Ademais, o mundo atual parece formatado para menosprezar a História e as ciências sociais. Na sociedade mercantilizada de hoje, vulgarizou-se dizer aos jovens que o saber histórico é inútil e que os cursos de humanidades não têm futuro no mercado de trabalho. Paradoxalmente, há cada vez mais políticos, «tudólogos» e até burlões a servirem-se da História — não de uma «História científica» (entendida também, por alguns historiadores, como uma «narrativa verídica» ou «literatura científica»), mas de uma História ideologizada, superficial, grosseira e adulterada — para seduzir, doutrinar e endrominar as massas sociais. Dito de outro modo: a História passou a ser banalizada e confundida com ficção literária ou com opinião ideológica não sustentada em documentos e muito menos respaldada numa metodologia rigorosa. Basta observar as estantes e os escaparates das livrarias ou ler muitos dos artigos publicados em periódicos para confirmar tais premissas. Por outro lado, proliferam, nas redes sociais, a desinformação e as teorias da conspiração que tendem a criar nos mais incautos representações pervertidas da realidade.

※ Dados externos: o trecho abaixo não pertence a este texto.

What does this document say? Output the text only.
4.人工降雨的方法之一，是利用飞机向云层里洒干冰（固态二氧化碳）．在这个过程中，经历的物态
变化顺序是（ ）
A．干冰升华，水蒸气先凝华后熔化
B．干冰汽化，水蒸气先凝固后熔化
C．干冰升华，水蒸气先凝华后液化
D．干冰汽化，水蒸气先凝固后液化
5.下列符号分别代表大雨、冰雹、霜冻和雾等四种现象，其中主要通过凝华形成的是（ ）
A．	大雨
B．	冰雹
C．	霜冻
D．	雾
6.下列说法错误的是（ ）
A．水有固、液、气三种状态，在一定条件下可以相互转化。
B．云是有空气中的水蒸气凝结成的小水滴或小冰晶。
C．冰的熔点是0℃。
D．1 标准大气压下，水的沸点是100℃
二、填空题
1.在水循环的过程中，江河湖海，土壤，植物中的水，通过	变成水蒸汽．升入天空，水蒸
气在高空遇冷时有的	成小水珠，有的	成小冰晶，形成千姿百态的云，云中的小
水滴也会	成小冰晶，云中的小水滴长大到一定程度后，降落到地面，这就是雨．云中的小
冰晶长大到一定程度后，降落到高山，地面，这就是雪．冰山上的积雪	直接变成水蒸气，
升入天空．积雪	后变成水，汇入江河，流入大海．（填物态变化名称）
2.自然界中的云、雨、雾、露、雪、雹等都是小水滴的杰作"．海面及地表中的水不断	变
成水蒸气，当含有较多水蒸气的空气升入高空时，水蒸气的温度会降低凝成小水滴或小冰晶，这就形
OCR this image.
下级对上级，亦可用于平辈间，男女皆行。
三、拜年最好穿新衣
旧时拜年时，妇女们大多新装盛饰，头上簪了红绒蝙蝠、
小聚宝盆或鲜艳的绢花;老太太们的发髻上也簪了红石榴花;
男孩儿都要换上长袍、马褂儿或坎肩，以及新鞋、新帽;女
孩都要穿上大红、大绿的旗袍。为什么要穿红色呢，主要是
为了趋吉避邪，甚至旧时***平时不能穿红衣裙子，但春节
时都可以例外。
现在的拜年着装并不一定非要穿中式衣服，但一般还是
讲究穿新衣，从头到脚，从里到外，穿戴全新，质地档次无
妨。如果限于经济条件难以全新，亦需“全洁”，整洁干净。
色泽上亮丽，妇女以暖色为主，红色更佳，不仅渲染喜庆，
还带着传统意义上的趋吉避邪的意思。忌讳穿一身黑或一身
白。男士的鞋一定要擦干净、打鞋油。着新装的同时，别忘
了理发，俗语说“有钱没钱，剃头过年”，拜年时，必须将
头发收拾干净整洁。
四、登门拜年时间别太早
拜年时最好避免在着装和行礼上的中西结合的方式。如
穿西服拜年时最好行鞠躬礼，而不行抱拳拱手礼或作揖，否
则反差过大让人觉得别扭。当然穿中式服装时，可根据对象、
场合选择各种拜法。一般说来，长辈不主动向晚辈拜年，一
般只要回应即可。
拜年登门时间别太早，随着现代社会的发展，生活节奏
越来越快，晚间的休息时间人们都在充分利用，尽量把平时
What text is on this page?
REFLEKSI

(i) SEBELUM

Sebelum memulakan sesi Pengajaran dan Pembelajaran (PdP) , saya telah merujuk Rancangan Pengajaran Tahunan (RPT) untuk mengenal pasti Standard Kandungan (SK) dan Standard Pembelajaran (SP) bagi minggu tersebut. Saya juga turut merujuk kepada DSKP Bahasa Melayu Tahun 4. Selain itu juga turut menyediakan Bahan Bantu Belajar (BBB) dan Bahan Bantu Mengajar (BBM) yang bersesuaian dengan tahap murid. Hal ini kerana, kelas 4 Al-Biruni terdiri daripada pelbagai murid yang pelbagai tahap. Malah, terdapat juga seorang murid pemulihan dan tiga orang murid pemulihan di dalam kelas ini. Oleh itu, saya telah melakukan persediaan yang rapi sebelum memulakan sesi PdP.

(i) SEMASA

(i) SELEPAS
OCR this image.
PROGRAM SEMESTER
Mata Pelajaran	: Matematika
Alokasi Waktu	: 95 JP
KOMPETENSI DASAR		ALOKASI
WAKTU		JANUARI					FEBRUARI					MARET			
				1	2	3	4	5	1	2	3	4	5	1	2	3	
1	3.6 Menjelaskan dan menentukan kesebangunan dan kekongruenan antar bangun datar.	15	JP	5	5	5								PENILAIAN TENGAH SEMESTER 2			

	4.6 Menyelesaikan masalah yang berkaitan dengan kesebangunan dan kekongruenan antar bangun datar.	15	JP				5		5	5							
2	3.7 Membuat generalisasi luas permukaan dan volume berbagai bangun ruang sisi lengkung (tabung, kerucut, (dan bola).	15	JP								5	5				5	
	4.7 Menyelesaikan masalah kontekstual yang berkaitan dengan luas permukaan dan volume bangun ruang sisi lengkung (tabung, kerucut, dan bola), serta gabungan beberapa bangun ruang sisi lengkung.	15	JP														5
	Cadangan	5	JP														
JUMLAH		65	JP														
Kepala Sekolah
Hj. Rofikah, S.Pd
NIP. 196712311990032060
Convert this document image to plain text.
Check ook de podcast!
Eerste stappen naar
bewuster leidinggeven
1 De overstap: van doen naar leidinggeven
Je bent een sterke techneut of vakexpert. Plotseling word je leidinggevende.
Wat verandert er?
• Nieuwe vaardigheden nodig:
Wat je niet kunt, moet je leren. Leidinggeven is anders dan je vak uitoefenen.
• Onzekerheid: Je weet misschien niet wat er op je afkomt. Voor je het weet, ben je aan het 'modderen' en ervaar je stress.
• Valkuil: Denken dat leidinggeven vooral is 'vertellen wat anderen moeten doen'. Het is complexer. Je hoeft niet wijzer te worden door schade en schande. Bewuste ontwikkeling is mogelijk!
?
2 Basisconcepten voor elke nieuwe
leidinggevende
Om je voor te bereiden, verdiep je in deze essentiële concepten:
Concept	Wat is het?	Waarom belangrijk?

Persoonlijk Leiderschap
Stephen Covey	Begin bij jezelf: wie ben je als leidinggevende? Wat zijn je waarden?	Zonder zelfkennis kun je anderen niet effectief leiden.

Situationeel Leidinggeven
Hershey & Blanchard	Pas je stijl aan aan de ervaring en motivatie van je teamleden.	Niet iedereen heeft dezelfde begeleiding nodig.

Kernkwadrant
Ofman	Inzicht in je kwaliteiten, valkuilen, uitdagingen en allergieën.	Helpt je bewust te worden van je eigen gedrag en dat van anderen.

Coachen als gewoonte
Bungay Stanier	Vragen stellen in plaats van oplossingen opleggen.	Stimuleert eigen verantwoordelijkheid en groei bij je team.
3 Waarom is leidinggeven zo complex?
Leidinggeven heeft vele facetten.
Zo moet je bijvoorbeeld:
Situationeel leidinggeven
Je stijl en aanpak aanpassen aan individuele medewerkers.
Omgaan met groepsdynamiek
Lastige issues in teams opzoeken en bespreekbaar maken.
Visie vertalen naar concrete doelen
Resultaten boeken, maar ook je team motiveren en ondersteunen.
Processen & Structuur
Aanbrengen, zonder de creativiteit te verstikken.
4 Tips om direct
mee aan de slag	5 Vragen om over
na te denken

Todavia, creio ser incontestável inferir que o mundo de hoje, «economicista», «imediatista», assente na encenação e no espetáculo, terá de mudar de paradigma, para não se finar ou regredir para as distopias vertidas nos livros ou filmes de ficção científica mais soturnos. Neste sentido, a construção de sociedades abertas, ambientalmente sustentáveis, mais igualitaristas e humanistas, só poderá ser realizada por uma geração também conhecedora dos meandros da História, por uma geração suscetível de incorporar no seu modus operandi os conhecimentos desta ciência social e de trilhar caminhos conscienciosos (valerá a pena aqui recordar que as chamadas «ciências naturais» procederam, outrora, da Filosofia e da História). A demanda dessa mudança deverá, pois, contar com mulheres e homens que compreendam os factos, as dinâmicas, os labirintos e encruzilhadas da História, que estejam habilitados a investigar, vasculhar e interpretar fontes, bem como a narrar e divulgar o passado de modo explicativo e problematizador, através de processos (na medida do possível) exatos e objetivos.

Regresso, inevitavelmente, ao controverso adágio milenar cunhado por Cícero e tantas vezes evocado: a História é «mestra da vida», a humanidade só poderá ambicionar um futuro promissor se não cometer a imprudência de ignorar os erros do passado.

A tese de Cícero é sensata ou enganadora? Afinal, o devir histórico não será antes dotado de uma lógica arbitrária, caótica e imprevisível que escapa ao controlo humano? Estará a humanidade condenada a repetir incessantemente os erros do passado? Ou, em diversas conjunturas históricas, a razão humana, escorada no conhecimento da História (e de outras ciências sociais e naturais), permitiu ao Homem, evitar catástrofes, revolver de modo fiável as adversidades e viver destinos auspiciosos?